Comparison To Predicate Devices:
The Heartport Thoracic Surgical Trocars are equivalent in intended use and operational characteristics to the following devices: (1) U.S. Surgical - Auto Suture Thoracoport 11.5 Disposable Trocar, (2) Origin Medsystems (a Guidant Corp.) - Surgical Trocar mm Thoracic, (3) Ethicon (a Johnson & Johnson co.) - Endopath Thoracic Trocar Sleeve with Rounded Tip Obturator, (4) Snowden-Pencer - Reusable Thora-Port and (5) Deknatel -Gabby-Frater Suture Guide.
The Heartport Thoracic Surgical Trocars combine the same functions as the individual predicate devices into a single device. Heartport Thoracic Surgical Trocars may be used with the Heartport Oval Light accessory device to provide illumination to the surgical site.

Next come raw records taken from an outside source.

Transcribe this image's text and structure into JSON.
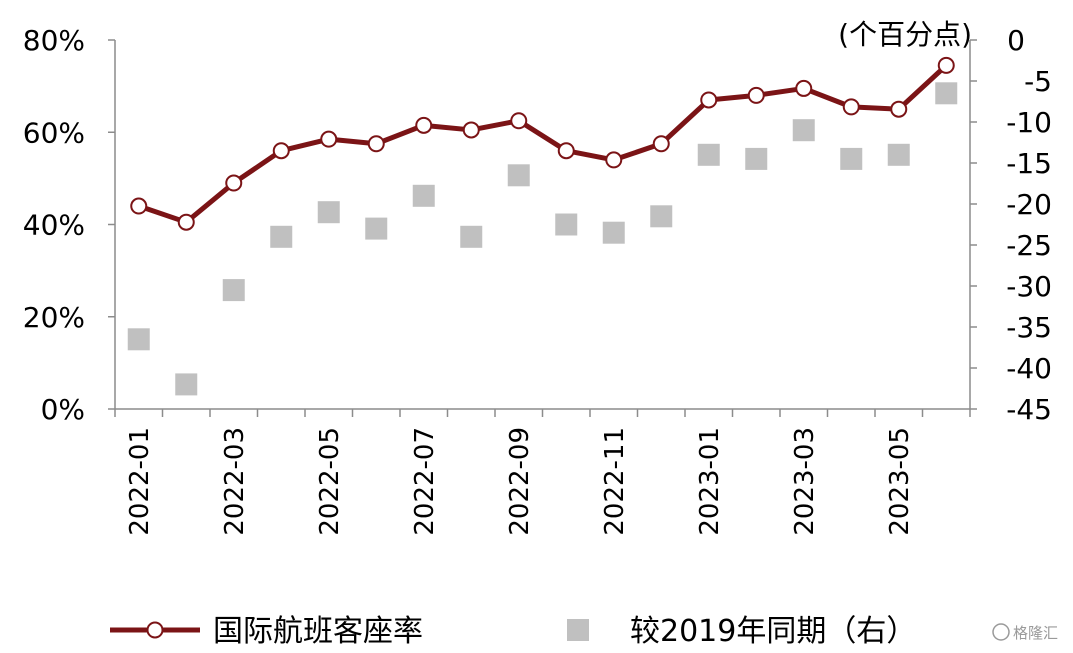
{
  "chart_data": {
    "type": "line",
    "title": "",
    "categories": [
      "2022-01",
      "2022-02",
      "2022-03",
      "2022-04",
      "2022-05",
      "2022-06",
      "2022-07",
      "2022-08",
      "2022-09",
      "2022-10",
      "2022-11",
      "2022-12",
      "2023-01",
      "2023-02",
      "2023-03",
      "2023-04",
      "2023-05",
      "2023-06"
    ],
    "x_tick_labels": [
      "2022-01",
      "2022-03",
      "2022-05",
      "2022-07",
      "2022-09",
      "2022-11",
      "2023-01",
      "2023-03",
      "2023-05"
    ],
    "y_left": {
      "ticks": [
        "80%",
        "60%",
        "40%",
        "20%",
        "0%"
      ],
      "values": [
        80,
        60,
        40,
        20,
        0
      ],
      "ylim": [
        0,
        80
      ]
    },
    "y_right": {
      "unit": "(个百分点)",
      "ticks": [
        "0",
        "-5",
        "-10",
        "-15",
        "-20",
        "-25",
        "-30",
        "-35",
        "-40",
        "-45"
      ],
      "values": [
        0,
        -5,
        -10,
        -15,
        -20,
        -25,
        -30,
        -35,
        -40,
        -45
      ],
      "ylim": [
        -45,
        0
      ]
    },
    "series": [
      {
        "name": "国际航班客座率",
        "type": "line",
        "axis": "left",
        "color": "#7b1416",
        "values": [
          44.0,
          40.5,
          49.0,
          56.0,
          58.5,
          57.5,
          61.5,
          60.5,
          62.5,
          56.0,
          54.0,
          57.5,
          67.0,
          68.0,
          69.5,
          65.5,
          65.0,
          74.5
        ]
      },
      {
        "name": "较2019年同期（右）",
        "type": "scatter",
        "axis": "right",
        "color": "#c0c0c0",
        "values": [
          -36.5,
          -42.0,
          -30.5,
          -24.0,
          -21.0,
          -23.0,
          -19.0,
          -24.0,
          -16.5,
          -22.5,
          -23.5,
          -21.5,
          -14.0,
          -14.5,
          -11.0,
          -14.5,
          -14.0,
          -6.5
        ]
      }
    ],
    "legend": {
      "position": "bottom",
      "entries": [
        "国际航班客座率",
        "较2019年同期（右）"
      ]
    },
    "grid": false
  },
  "watermark": "格隆汇"
}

Non-Clinical Test Results:
Performance
The Heartport Thoracic Surgical Trocar was evaluated in vitro for performance including compatibility with endoscopic instruments and suture organization ability. In addition, the Thoracic Surgical Trocar was evaluated during in vivo studies. Performance testing demonstrated that the Heartport Surgical Thoracic Trocar was safe and effective, while meeting the anticipated clinical requirements for its intended use.
Biocompatibility
The materials used to fabricate the Heartport Thoracic Surgical Trocar and Oval Light are the same as, and in most cases identical to, the predicate devices. The materials used in the Heartport Thoracic Surgical Trocar and Oval Light have proven biocompatibility.
Summary:
Based on the intended use, product information, performance and biocompatibility data provided in this Notification, Heartport Thoracic Surgical Trocars have been shown to be substantially equivalent to currently marketed predicate devices.